Intanto, qualche punto fermo. Les Chansons de Bilitis (1894) sono un piccolo capolavoro della letteratura francese nel quale si “ricrea” l’opera di un’immaginaria poetessa greca, Bilitis, contemporanea di Saffo. Pierre Louÿs ne dà una stringata biografia e ne “traduce” l’opera poetica in tre fasi che ne seguono la vita: l’infanzia nella Panfilia e le prime esperienze erotiche; lo sbocciare dell’amore, soprattutto lesbico, a Mitilene; e la fioritura delle arti dell’amore in Bilitis cortigiana sull’isola di Cipro. E’ dunque il racconto di un’iniziazione ma soprattutto un leggerissimo e raffinatissimo esercizio di stile: il momento della supremazia dell’arte sulla vita (che Bilitis non ha mai, infatti, vissuta), a contatto con una materia incandescente.

Molti anni dopo la pubblicazione delle liriche di Bilitis, Pierre Louÿs compose un album segreto della stessa Bilitis, le Chansons secrètes, di contenuto più esplicito. Delle originarie Chansons de Bilitis esistono diverse traduzioni in italiano, anche se nessuna, mi pare, è al momento disponibile sul mercato. Delle Chansons secrètes il pubblico italiano non trova invece nulla, e non mi risulta che siano mai state tradotte nella loro interezza (alcune delle Chansons esoteriche coincidono per qualche verso con le Chansons essoteriche, ma poi se ne distaccano).

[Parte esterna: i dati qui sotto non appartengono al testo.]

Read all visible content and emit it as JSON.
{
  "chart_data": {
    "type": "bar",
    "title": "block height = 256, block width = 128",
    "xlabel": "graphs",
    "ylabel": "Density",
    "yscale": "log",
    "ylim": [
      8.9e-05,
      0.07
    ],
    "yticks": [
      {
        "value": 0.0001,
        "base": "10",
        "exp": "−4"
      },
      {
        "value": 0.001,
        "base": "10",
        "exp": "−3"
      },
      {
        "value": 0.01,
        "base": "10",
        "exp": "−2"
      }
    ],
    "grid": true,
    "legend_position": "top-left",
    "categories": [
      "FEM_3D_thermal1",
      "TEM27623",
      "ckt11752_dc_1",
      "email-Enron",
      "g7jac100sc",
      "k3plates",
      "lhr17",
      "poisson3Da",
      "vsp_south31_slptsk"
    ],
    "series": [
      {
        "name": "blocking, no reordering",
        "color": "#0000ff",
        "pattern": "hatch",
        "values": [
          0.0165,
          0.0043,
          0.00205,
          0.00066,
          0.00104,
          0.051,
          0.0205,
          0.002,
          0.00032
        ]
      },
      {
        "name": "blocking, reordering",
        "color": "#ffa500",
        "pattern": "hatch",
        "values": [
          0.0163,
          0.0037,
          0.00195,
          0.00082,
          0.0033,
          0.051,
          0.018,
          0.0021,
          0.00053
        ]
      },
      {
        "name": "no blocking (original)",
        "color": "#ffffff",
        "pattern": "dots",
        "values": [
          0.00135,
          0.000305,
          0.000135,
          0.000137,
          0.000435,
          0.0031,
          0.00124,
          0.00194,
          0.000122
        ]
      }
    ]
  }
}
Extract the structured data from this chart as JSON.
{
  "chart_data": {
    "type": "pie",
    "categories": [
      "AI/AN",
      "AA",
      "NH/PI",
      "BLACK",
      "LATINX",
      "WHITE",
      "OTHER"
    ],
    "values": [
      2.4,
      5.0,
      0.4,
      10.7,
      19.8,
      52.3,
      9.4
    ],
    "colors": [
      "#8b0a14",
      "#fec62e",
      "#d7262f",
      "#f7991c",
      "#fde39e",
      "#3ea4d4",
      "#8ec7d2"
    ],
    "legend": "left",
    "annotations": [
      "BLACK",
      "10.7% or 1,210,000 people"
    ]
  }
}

Provo dunque a tradurle io sistematicamente. Si tratta di poemetti in prosa nei quali ritmo e metro rigorosi sono celati sotto un’apparenza di fluidità narrativa. La prima parte si intitola Bucoliques en Pamphilie.

I.

Je me suis baignée seule dans la rivière de la forêt. Sans doute je faisais peur aux naïades car je les devinais à peine et de très loin, sous l’eau obscure.

Je les ai appelées. Pour leur ressembler tout à fait, j’ai tressé derrière ma nuque des iris noirs comme mes cheveux, avec des grappes de giroflées jaunes.

D’un nénuphar planté en moi je me suis fait une vulve fleurie, et pour la voir je soulevais mes seins en penchent mollement la tête.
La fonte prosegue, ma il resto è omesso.